A Review of Replay Technology in Major League Baseball

Comi Sharif, Managing Editor

This week marks the end of the 2014 Major League Baseball regular season, and with it, the completion of the first regular season under the league’s expanded rules regarding the use of instant replay technology. Though MLB initially resisted utilizing instant replay, holding out longer than other American professional sport leagues, an agreement between team owners, the players association, and the umpires association produced a gross expansion of the use of replay technology beginning this season.

The expanded rules permit managers to “challenge” at least one call made by an umpire during a game. The types of calls allowed to be challenged are limited to objective plays such as whether a runner was safe or out at a base, or whether a fielder caught or “trapped” a batted ball.
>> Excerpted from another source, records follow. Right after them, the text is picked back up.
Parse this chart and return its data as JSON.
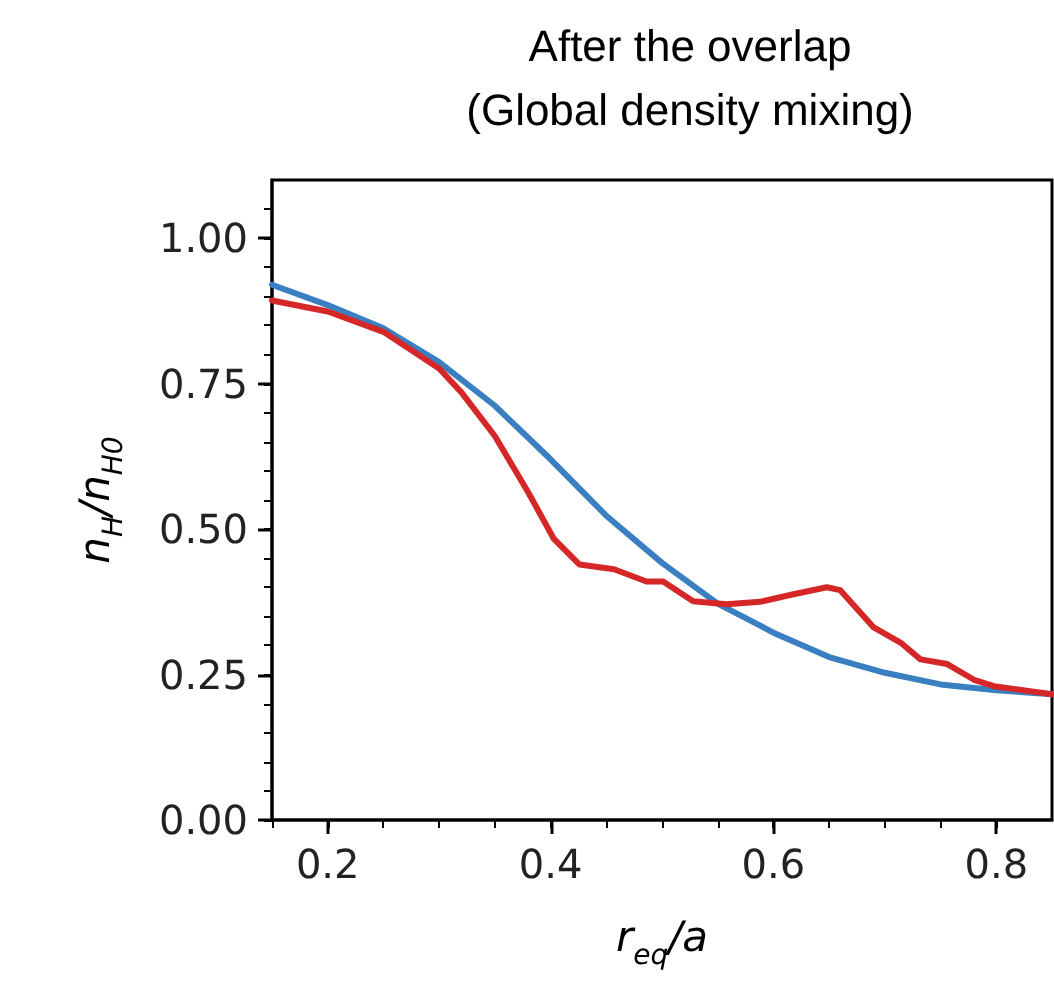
{
  "chart_data": {
    "type": "line",
    "title": "After the overlap\n(Global density mixing)",
    "xlabel": "r$_{eq}$/a",
    "ylabel": "n$_{H}$/n$_{H0}$",
    "xlim": [
      0.15,
      0.85
    ],
    "xticks": [
      0.2,
      0.4,
      0.6,
      0.8
    ],
    "ylim": [
      0,
      1.1
    ],
    "yticks": [
      {
        "value": 0,
        "label": "0.00"
      },
      0.25,
      {
        "value": 0.5,
        "label": "0.50"
      },
      0.75,
      {
        "value": 1,
        "label": "1.00"
      }
    ],
    "grid": false,
    "marker": "none",
    "line_style": "solid",
    "series": [
      {
        "color": "#3a7fc2",
        "x": [
          0.15,
          0.2,
          0.25,
          0.3,
          0.35,
          0.4,
          0.45,
          0.5,
          0.55,
          0.6,
          0.65,
          0.7,
          0.75,
          0.8,
          0.85
        ],
        "values": [
          0.92,
          0.885,
          0.845,
          0.787,
          0.712,
          0.62,
          0.523,
          0.442,
          0.372,
          0.322,
          0.28,
          0.253,
          0.233,
          0.223,
          0.216
        ]
      },
      {
        "color": "#d62728",
        "x": [
          0.15,
          0.2,
          0.25,
          0.3,
          0.32,
          0.35,
          0.38,
          0.403,
          0.426,
          0.457,
          0.486,
          0.501,
          0.528,
          0.558,
          0.588,
          0.618,
          0.648,
          0.66,
          0.69,
          0.714,
          0.732,
          0.756,
          0.78,
          0.798,
          0.85
        ],
        "values": [
          0.893,
          0.874,
          0.839,
          0.776,
          0.735,
          0.66,
          0.563,
          0.483,
          0.439,
          0.431,
          0.41,
          0.41,
          0.376,
          0.371,
          0.375,
          0.388,
          0.4,
          0.395,
          0.331,
          0.305,
          0.276,
          0.268,
          0.241,
          0.23,
          0.216
        ]
      }
    ]
  }
}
Subjective umpire calls, including calls regarding balls and strikes and “check” swings, are not reviewable. The complete set of MLB’s instant replay rules is available here.

As alluded to above, the process of going from the idea of instant replay in baseball to actual implementation was long and complex. First, rule changes must be collectively bargained by MLB and the players association (MLBPA). Thus, the proposal to expand the use of instant replay had to be proposed during the recent collective bargaining agreement (CBA) discussions in 2011. What both sides agreed to was language in the CBA stating that subject to approval by the umpires association, MLB baseball could expand the use of instant replay. Second, after agreeing to general idea of more instant replay, MLB developed specific rules and policies for instant replay, which had to be approved by the owners of the 30 MLB franchises. Once the owners approved the specific rules, which they did unanimously, the rules could finally be put into action. One issue to watch is how each of the different parties involved in the approval process reacts to the changes instant replay has on the league. The current CBA expires in December of 2016, at which time wholesale changes to the current instant replay system could be realized.
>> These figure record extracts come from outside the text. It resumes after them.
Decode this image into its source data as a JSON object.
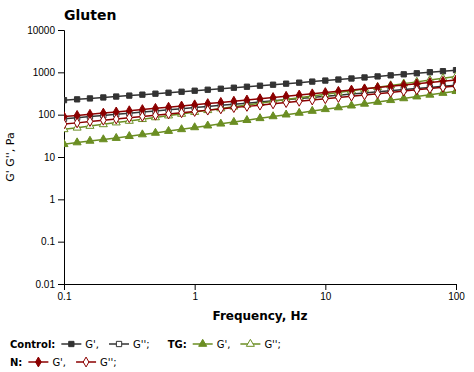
{
  "chart_data": {
    "type": "line",
    "title": "Gluten",
    "x_label": "Frequency, Hz",
    "y_label": "G' G'', Pa",
    "log": true,
    "grid": false,
    "legend": "bottom",
    "xlim": [
      0.1,
      100
    ],
    "ylim": [
      0.01,
      10000
    ],
    "xticks": [
      0.1,
      1,
      10,
      100
    ],
    "yticks": [
      0.01,
      0.1,
      1,
      10,
      100,
      1000,
      10000
    ],
    "annotations": [
      "Control:",
      "TG:",
      "N:"
    ],
    "x": [
      0.1,
      0.126,
      0.158,
      0.2,
      0.251,
      0.316,
      0.398,
      0.501,
      0.631,
      0.794,
      1.0,
      1.259,
      1.585,
      1.995,
      2.512,
      3.162,
      3.981,
      5.012,
      6.31,
      7.943,
      10.0,
      12.59,
      15.85,
      19.95,
      25.12,
      31.62,
      39.81,
      50.12,
      63.1,
      79.43,
      100.0
    ],
    "series": [
      {
        "name": "G',",
        "color": "#333333",
        "marker": "square",
        "values": [
          220,
          230,
          242,
          255,
          268,
          282,
          297,
          313,
          330,
          348,
          368,
          388,
          410,
          433,
          457,
          483,
          510,
          540,
          571,
          604,
          639,
          676,
          715,
          757,
          801,
          848,
          898,
          950,
          1006,
          1064,
          1127
        ]
      },
      {
        "name": "G'';",
        "color": "#333333",
        "marker": "square-open",
        "values": [
          80,
          85,
          90,
          96,
          102,
          108,
          115,
          122,
          130,
          138,
          147,
          156,
          166,
          176,
          187,
          199,
          212,
          225,
          240,
          255,
          271,
          288,
          306,
          325,
          346,
          368,
          391,
          415,
          441,
          469,
          498
        ]
      },
      {
        "name": "G',",
        "color": "#6b8e23",
        "marker": "triangle-up",
        "values": [
          20,
          22,
          24,
          26,
          28,
          31,
          34,
          37,
          41,
          45,
          50,
          55,
          61,
          67,
          74,
          82,
          91,
          100,
          110,
          122,
          134,
          148,
          163,
          180,
          199,
          219,
          242,
          267,
          294,
          324,
          358
        ]
      },
      {
        "name": "G'';",
        "color": "#6b8e23",
        "marker": "triangle-up-open",
        "values": [
          45,
          49,
          54,
          59,
          65,
          71,
          78,
          86,
          95,
          104,
          115,
          127,
          140,
          154,
          170,
          187,
          206,
          227,
          250,
          275,
          303,
          334,
          368,
          405,
          446,
          491,
          541,
          595,
          655,
          721,
          793
        ]
      },
      {
        "name": "G',",
        "color": "#8b0000",
        "marker": "diamond",
        "values": [
          90,
          96,
          102,
          109,
          116,
          124,
          132,
          141,
          150,
          160,
          171,
          183,
          195,
          208,
          222,
          238,
          254,
          272,
          291,
          311,
          333,
          356,
          381,
          408,
          437,
          467,
          500,
          536,
          574,
          614,
          658
        ]
      },
      {
        "name": "G'';",
        "color": "#8b0000",
        "marker": "diamond-open",
        "values": [
          60,
          64,
          69,
          74,
          79,
          85,
          91,
          97,
          104,
          111,
          119,
          128,
          137,
          147,
          157,
          168,
          180,
          193,
          207,
          222,
          238,
          255,
          273,
          293,
          314,
          336,
          360,
          386,
          413,
          443,
          474
        ]
      }
    ]
  }
}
The replay technology used by MLB is somewhat unique compared to that used by other professional sports leagues such as the National Basketball Association and the National Football League. Often in the NBA and NFL, referees or officials view video replays of a contested call themselves with technology located at the playing venue itself. MLB, however, created a “Replay Operation Center” (ROC), located at MLB headquarters in New York City, where a team of umpires reviews video replays and communicates a final ruling through headsets to the umpires on the field. Additionally, MLB permits each team to have a “video specialist” located in the clubhouse to watch for challengeable plays; the specialist can call the manager by phone to communicate whether or not the play should be challenged.
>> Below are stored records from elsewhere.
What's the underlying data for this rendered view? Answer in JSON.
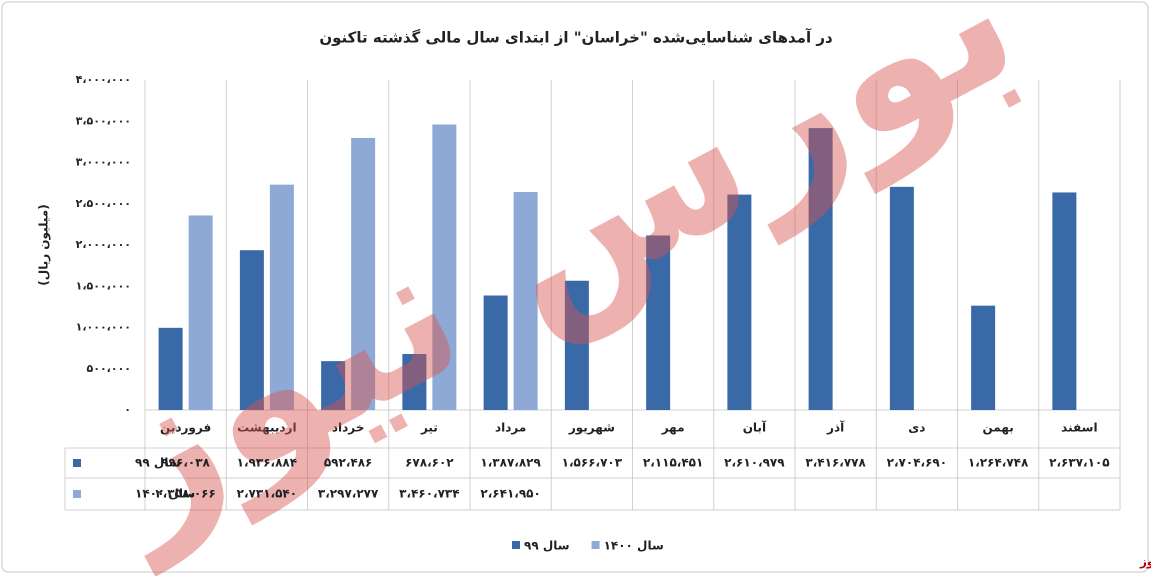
{
  "chart_data": {
    "type": "bar",
    "title": "در آمدهای شناسایی‌شده \"خراسان\" از ابتدای سال مالی گذشته تاکنون",
    "y_label": "(میلیون ریال)",
    "watermark": "بورس نیوز",
    "source": "بورس نیوز",
    "categories": [
      "فروردین",
      "اردیبهشت",
      "خرداد",
      "تیر",
      "مرداد",
      "شهریور",
      "مهر",
      "آبان",
      "آذر",
      "دی",
      "بهمن",
      "اسفند"
    ],
    "series": [
      {
        "name": "سال ۹۹",
        "color": "#3a69a8",
        "values": [
          996038,
          1936884,
          592486,
          678602,
          1387829,
          1566703,
          2115451,
          2610979,
          3416778,
          2704690,
          1264748,
          2637105
        ],
        "value_labels": [
          "۹۹۶،۰۳۸",
          "۱،۹۳۶،۸۸۴",
          "۵۹۲،۴۸۶",
          "۶۷۸،۶۰۲",
          "۱،۳۸۷،۸۲۹",
          "۱،۵۶۶،۷۰۳",
          "۲،۱۱۵،۴۵۱",
          "۲،۶۱۰،۹۷۹",
          "۳،۴۱۶،۷۷۸",
          "۲،۷۰۴،۶۹۰",
          "۱،۲۶۴،۷۴۸",
          "۲،۶۳۷،۱۰۵"
        ]
      },
      {
        "name": "سال ۱۴۰۰",
        "color": "#8ea9d6",
        "values": [
          2358066,
          2731540,
          3297277,
          3460734,
          2641950,
          null,
          null,
          null,
          null,
          null,
          null,
          null
        ],
        "value_labels": [
          "۲،۳۵۸،۰۶۶",
          "۲،۷۳۱،۵۴۰",
          "۳،۲۹۷،۲۷۷",
          "۳،۴۶۰،۷۳۴",
          "۲،۶۴۱،۹۵۰",
          null,
          null,
          null,
          null,
          null,
          null,
          null
        ]
      }
    ],
    "ylim": [
      0,
      4000000
    ],
    "yticks": [
      {
        "value": 0,
        "label": "۰"
      },
      {
        "value": 500000,
        "label": "۵۰۰،۰۰۰"
      },
      {
        "value": 1000000,
        "label": "۱،۰۰۰،۰۰۰"
      },
      {
        "value": 1500000,
        "label": "۱،۵۰۰،۰۰۰"
      },
      {
        "value": 2000000,
        "label": "۲،۰۰۰،۰۰۰"
      },
      {
        "value": 2500000,
        "label": "۲،۵۰۰،۰۰۰"
      },
      {
        "value": 3000000,
        "label": "۳،۰۰۰،۰۰۰"
      },
      {
        "value": 3500000,
        "label": "۳،۵۰۰،۰۰۰"
      },
      {
        "value": 4000000,
        "label": "۴،۰۰۰،۰۰۰"
      }
    ],
    "legend": "bottom"
  }
}
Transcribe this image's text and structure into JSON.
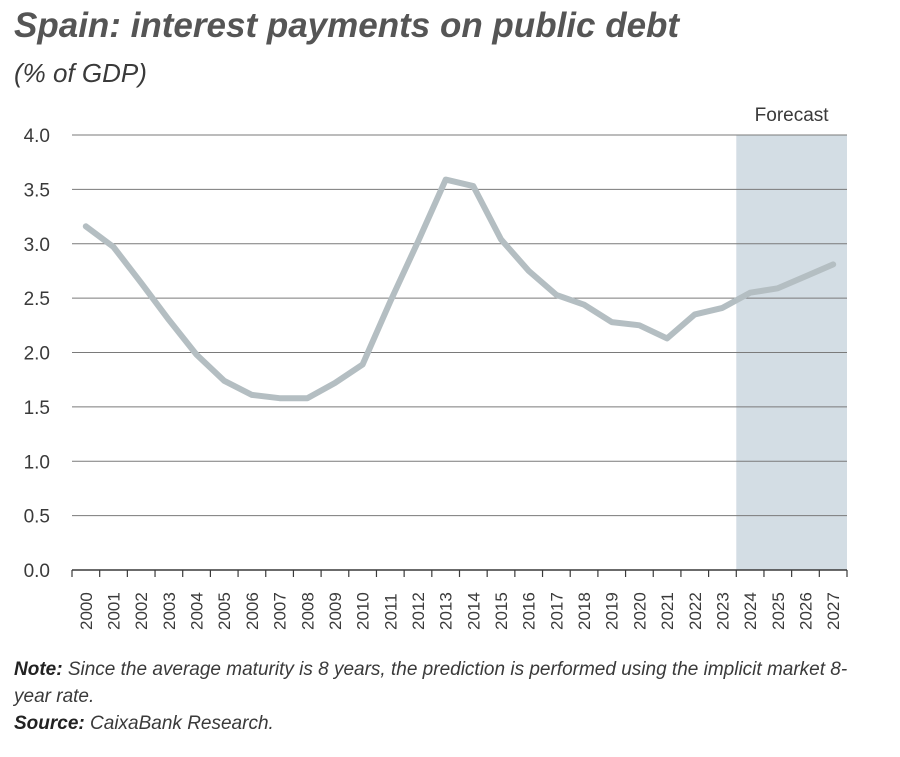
{
  "chart_data": {
    "type": "line",
    "title": "Spain: interest payments on public debt",
    "subtitle": "(% of GDP)",
    "x": [
      "2000",
      "2001",
      "2002",
      "2003",
      "2004",
      "2005",
      "2006",
      "2007",
      "2008",
      "2009",
      "2010",
      "2011",
      "2012",
      "2013",
      "2014",
      "2015",
      "2016",
      "2017",
      "2018",
      "2019",
      "2020",
      "2021",
      "2022",
      "2023",
      "2024",
      "2025",
      "2026",
      "2027"
    ],
    "series": [
      {
        "values": [
          3.16,
          2.97,
          2.64,
          2.3,
          1.98,
          1.74,
          1.61,
          1.58,
          1.58,
          1.72,
          1.89,
          2.47,
          3.02,
          3.59,
          3.53,
          3.04,
          2.75,
          2.53,
          2.44,
          2.28,
          2.25,
          2.13,
          2.35,
          2.41,
          2.55,
          2.59,
          2.7,
          2.81
        ]
      }
    ],
    "yticks": [
      "0.0",
      "0.5",
      "1.0",
      "1.5",
      "2.0",
      "2.5",
      "3.0",
      "3.5",
      "4.0"
    ],
    "ylim": [
      0,
      4
    ],
    "xlabel": "",
    "ylabel": "",
    "forecast": {
      "label": "Forecast",
      "start": "2024",
      "end": "2027"
    },
    "grid": "horizontal",
    "colors": {
      "line": "#b4bec2",
      "forecast_band": "#d3dde4",
      "grid": "#7a7a7a"
    }
  },
  "notes": {
    "note_label": "Note:",
    "note_text": "Since the average maturity is 8 years, the prediction is performed using the implicit market 8-year rate.",
    "source_label": "Source:",
    "source_text": "CaixaBank Research."
  }
}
In one sense, the MLB system may be advantageous because it allows the ROC to have the best available technology, whereas the NBA and NFL have to adapt the sophistication of their replay systems to make it possible for use at every stadium and to the referees or officials at the venue immediately. While the NFL and NBA referees and officials typically look at one relatively small monitor when reviewing a play, the ROC houses 37 high-definition televisions, each of which can be subdivided into 12 smaller screens. Though this may not seem like a big deal to the casual observer, a number of calls are so close that the quality of the image available on replay can directly impact the call. One might conclude, then, that because MLB has more advanced technology at its disposable, its replay system is, in fact, more accurate. The MLB system does have its downsides, however. Outsourcing the review process can lead to lengthy delays and put decisions in the hands of an umpire thousands of miles away from the action, which many find unappealing.

The site Retrosheet has a comprehensive collection of data on MLB’s replay system, including an entry for every play reviewed, its result, and the length of time taken for the review to be completed.

Overall, there are mixed reviews concerning the success of the expanded replay rules used in MLB this season. Though it’s unclear exactly how MLB will adjust its system in the future, if the current trend continues, as increasingly effective technology becomes available, the impact of that technology on the sport of baseball is only likely to rise as well.